FOR A WHILE AFTER THAT TRAUMATIC NIGHT, THINGS GO WELL. The boy cleans out the abandoned freezer in the junkyard and lines it with his old clothes. He keeps inside it a bowl of water and a dish of cat food bought with money he has stolen from his mother’s purse and Marvin’s wallet, a couple of cautious dollars at a time. After school each day, he takes Shere to the other end of the junkyard and plays with him, keeping a wary eye out for his mother and Marvin, because he doesn’t want them to know what he’s doing. When it’s time for him to go in, he reluctantly puts Shere in the freezer, bids him good night, and wedges a stick under the lid-enough to allow the kitten to breathe without letting it escape.
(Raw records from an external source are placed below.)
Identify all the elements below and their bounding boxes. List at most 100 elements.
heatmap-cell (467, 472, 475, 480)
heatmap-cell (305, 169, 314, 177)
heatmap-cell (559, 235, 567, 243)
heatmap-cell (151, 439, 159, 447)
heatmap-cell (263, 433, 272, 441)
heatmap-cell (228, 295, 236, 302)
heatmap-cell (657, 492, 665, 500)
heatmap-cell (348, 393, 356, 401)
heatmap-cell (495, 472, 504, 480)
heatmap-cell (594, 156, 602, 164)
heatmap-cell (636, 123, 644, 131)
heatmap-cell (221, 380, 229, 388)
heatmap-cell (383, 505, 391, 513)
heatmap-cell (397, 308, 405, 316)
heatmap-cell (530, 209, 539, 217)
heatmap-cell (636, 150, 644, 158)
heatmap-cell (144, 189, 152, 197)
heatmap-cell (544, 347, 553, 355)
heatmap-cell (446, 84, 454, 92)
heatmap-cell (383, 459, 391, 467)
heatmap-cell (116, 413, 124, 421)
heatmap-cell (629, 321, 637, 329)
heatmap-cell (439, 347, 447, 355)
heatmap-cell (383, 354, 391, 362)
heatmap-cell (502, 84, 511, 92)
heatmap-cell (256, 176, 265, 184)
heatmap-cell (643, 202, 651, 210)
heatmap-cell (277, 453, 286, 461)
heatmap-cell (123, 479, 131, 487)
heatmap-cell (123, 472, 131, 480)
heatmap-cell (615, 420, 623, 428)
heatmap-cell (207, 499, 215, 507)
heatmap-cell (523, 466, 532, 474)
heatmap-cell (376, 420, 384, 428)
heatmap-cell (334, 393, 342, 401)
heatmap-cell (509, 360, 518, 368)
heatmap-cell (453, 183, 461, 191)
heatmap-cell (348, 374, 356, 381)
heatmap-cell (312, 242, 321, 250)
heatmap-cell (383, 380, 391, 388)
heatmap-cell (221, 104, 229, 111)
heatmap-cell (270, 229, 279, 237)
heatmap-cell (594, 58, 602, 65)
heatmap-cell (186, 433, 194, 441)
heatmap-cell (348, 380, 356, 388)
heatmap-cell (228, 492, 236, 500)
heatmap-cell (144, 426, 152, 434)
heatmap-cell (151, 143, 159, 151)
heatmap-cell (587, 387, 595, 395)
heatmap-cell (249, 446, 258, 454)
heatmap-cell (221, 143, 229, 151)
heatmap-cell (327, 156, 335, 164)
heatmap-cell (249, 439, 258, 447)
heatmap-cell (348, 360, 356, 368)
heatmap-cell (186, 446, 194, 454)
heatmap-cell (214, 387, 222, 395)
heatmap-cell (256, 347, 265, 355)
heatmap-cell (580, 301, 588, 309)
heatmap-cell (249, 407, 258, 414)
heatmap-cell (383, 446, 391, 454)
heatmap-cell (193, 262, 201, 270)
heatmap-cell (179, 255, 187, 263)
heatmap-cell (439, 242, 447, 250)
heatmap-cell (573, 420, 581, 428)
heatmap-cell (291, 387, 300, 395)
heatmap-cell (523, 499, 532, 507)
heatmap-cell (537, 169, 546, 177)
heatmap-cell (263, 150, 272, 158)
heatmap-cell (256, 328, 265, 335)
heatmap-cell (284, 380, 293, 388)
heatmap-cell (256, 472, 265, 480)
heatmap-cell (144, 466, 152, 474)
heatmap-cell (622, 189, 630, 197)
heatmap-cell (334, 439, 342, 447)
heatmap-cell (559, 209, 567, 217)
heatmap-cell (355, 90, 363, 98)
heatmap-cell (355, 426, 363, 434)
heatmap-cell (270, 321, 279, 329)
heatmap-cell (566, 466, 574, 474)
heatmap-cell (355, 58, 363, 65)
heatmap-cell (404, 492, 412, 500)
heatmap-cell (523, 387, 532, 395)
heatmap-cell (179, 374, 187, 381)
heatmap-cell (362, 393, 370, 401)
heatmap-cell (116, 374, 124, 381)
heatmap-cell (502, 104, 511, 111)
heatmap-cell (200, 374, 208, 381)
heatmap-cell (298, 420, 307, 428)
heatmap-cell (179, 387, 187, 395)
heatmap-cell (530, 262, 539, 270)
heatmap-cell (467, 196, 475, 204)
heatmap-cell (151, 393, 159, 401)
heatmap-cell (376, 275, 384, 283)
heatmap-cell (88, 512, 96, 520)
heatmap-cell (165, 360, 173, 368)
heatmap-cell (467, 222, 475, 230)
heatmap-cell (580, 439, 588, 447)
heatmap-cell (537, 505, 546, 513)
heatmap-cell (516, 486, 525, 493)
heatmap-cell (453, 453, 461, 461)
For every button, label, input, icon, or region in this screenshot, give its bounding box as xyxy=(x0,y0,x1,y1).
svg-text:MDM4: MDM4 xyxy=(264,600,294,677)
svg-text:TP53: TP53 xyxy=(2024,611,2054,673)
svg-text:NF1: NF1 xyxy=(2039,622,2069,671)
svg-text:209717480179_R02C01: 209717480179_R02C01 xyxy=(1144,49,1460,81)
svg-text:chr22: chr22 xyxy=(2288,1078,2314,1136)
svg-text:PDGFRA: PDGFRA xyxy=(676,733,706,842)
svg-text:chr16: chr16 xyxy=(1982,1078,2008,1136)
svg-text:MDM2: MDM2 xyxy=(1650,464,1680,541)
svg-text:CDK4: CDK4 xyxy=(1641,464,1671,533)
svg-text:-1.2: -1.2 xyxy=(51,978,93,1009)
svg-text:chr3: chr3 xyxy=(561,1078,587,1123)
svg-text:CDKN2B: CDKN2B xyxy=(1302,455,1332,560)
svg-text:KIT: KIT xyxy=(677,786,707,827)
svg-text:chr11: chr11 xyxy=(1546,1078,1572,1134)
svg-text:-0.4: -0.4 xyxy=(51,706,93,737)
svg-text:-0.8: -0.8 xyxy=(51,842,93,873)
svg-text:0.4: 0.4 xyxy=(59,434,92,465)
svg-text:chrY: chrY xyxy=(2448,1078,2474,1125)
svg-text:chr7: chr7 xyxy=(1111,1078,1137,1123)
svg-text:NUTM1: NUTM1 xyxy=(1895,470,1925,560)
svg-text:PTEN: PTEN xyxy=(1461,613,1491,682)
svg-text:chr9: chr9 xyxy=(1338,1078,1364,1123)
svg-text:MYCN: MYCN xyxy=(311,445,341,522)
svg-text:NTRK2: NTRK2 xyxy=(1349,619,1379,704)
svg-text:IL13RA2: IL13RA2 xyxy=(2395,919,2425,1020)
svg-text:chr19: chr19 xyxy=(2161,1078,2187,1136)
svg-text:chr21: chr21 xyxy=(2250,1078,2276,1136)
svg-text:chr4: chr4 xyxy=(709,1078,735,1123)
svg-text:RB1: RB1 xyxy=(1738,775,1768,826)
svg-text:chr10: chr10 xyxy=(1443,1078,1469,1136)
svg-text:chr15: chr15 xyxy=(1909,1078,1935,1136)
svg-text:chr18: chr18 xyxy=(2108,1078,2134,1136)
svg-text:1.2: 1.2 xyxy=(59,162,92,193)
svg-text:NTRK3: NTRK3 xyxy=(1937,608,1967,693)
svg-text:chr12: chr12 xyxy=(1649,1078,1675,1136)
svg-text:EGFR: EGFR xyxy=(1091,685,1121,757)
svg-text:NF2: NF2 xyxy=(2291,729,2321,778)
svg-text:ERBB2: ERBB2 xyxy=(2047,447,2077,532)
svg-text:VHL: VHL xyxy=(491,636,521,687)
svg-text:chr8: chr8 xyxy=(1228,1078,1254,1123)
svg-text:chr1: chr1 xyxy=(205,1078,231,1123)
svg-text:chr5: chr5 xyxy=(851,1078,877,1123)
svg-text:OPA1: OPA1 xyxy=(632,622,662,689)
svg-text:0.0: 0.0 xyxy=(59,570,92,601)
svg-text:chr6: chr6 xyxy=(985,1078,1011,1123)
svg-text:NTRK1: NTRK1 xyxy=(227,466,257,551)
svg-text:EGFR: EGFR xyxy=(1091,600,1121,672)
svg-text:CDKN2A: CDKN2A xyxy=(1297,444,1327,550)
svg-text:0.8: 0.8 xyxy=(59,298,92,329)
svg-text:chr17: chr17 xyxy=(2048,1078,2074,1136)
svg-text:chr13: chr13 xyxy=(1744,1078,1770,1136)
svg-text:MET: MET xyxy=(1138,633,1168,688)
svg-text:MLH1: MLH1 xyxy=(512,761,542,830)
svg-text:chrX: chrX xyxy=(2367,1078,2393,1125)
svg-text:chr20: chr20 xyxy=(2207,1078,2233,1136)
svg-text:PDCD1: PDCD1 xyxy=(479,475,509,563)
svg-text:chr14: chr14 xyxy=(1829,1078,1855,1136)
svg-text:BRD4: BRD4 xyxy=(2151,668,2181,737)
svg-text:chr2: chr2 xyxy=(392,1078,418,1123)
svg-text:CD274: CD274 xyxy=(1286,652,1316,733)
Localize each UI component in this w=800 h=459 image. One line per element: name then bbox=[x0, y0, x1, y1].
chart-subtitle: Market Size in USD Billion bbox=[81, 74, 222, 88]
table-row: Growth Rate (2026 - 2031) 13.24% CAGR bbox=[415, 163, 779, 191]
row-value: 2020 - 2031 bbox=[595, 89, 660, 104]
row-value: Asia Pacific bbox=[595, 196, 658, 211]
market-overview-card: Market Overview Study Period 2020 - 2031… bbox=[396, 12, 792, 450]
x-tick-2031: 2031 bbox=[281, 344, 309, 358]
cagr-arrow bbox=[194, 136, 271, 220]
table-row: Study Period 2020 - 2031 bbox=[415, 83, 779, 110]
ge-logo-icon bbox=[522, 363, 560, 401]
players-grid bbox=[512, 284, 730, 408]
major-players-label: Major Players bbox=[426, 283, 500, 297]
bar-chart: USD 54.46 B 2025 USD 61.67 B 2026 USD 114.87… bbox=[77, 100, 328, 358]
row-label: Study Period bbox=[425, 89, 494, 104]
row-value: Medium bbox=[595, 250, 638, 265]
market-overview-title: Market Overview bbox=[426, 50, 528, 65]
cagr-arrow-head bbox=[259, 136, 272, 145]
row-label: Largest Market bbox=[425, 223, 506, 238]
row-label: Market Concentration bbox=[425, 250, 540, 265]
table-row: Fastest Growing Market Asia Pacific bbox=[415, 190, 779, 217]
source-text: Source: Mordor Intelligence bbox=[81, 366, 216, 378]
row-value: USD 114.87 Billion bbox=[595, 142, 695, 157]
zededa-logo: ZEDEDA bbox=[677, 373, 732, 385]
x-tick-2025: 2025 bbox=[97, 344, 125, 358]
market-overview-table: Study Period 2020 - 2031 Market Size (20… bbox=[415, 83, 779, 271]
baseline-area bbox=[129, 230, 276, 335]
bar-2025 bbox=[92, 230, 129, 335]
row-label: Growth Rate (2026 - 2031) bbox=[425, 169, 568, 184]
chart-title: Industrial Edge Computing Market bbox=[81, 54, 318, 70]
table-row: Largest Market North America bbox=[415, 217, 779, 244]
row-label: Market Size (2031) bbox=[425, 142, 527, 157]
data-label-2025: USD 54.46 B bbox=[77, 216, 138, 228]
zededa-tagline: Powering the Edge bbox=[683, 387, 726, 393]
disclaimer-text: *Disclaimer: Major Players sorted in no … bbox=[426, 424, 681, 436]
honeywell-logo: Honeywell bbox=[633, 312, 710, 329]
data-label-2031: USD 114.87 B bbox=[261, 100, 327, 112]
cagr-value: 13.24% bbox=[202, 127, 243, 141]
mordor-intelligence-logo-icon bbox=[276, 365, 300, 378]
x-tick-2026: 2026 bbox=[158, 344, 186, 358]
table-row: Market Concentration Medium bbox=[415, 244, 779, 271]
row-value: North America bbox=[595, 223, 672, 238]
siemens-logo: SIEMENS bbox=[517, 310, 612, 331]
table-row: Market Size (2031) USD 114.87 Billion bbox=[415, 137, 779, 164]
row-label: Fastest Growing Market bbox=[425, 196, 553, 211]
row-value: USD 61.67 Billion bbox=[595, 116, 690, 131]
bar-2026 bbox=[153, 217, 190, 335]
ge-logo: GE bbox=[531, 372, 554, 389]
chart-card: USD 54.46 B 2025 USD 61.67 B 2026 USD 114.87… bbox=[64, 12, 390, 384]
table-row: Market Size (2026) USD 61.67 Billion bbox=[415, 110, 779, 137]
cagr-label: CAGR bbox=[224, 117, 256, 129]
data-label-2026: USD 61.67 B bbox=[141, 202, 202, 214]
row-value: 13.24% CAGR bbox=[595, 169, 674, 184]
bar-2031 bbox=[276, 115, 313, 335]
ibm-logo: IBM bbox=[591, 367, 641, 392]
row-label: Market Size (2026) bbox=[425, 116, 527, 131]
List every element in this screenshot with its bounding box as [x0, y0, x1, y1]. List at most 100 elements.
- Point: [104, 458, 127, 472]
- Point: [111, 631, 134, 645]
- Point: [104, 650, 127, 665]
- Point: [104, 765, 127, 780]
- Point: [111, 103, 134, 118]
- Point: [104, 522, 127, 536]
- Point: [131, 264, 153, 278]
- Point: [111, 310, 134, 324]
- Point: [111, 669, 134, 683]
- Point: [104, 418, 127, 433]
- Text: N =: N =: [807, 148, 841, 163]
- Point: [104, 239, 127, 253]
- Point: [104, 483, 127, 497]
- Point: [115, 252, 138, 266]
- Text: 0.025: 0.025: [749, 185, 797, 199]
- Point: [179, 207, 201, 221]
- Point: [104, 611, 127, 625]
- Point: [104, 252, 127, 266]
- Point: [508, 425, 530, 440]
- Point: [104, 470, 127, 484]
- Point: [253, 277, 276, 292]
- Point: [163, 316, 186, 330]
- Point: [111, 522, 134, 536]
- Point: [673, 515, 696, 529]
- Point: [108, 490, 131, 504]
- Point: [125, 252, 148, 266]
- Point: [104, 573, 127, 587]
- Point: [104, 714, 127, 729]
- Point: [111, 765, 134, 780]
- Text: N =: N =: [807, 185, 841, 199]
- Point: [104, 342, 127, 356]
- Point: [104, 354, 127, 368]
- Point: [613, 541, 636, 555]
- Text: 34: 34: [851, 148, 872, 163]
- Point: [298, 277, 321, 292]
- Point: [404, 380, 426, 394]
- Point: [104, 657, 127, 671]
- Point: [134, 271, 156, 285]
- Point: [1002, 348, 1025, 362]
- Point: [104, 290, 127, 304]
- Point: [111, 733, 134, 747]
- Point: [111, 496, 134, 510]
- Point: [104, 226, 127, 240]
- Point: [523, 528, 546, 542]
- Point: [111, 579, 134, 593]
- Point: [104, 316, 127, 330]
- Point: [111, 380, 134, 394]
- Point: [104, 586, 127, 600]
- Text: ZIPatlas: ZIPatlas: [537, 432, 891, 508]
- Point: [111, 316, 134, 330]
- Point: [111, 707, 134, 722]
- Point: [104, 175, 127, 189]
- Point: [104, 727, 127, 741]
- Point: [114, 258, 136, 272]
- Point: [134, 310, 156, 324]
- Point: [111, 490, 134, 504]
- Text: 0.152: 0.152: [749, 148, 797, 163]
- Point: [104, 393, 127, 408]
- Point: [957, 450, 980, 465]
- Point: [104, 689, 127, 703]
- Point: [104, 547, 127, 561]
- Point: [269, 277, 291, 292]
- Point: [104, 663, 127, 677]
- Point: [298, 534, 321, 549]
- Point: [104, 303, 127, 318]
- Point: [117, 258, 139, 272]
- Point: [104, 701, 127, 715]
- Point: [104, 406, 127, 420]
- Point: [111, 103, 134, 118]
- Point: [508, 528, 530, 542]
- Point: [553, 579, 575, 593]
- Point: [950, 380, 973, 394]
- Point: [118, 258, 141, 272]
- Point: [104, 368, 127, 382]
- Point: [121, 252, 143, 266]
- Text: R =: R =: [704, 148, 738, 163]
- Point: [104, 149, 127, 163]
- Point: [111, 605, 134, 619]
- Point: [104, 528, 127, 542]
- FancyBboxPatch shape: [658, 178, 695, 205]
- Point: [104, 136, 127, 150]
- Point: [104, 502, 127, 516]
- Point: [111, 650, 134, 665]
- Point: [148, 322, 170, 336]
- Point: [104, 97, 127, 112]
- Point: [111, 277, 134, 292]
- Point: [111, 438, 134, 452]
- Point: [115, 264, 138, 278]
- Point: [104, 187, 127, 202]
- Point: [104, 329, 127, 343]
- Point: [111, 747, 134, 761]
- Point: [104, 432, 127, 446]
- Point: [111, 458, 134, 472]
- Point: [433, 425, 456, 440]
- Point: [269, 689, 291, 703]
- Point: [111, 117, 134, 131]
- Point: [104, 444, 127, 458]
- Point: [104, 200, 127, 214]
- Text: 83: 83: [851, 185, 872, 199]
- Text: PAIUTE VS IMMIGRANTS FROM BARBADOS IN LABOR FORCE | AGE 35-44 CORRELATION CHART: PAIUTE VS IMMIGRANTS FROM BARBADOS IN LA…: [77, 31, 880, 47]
This way, the raccoons and wild dogs that roam the junkyard at night can’t get to it. The kitten learns to recognize the boy. It launches itself at his chest as soon as he opens the freezer lid, purring so loudly that its whole body vibrates. The boy steals more money-what else can he do when his mother will not give him an allowance?-to buy Shere a catnip ball and can’t stop grinning as he watches the kitten go crazy over it. Then one day he returns from school to find the stick with which he had wedged the lid open lying on the ground. The freezer lid is shut, and when he opens it, he discovers that the kitten has suffocated.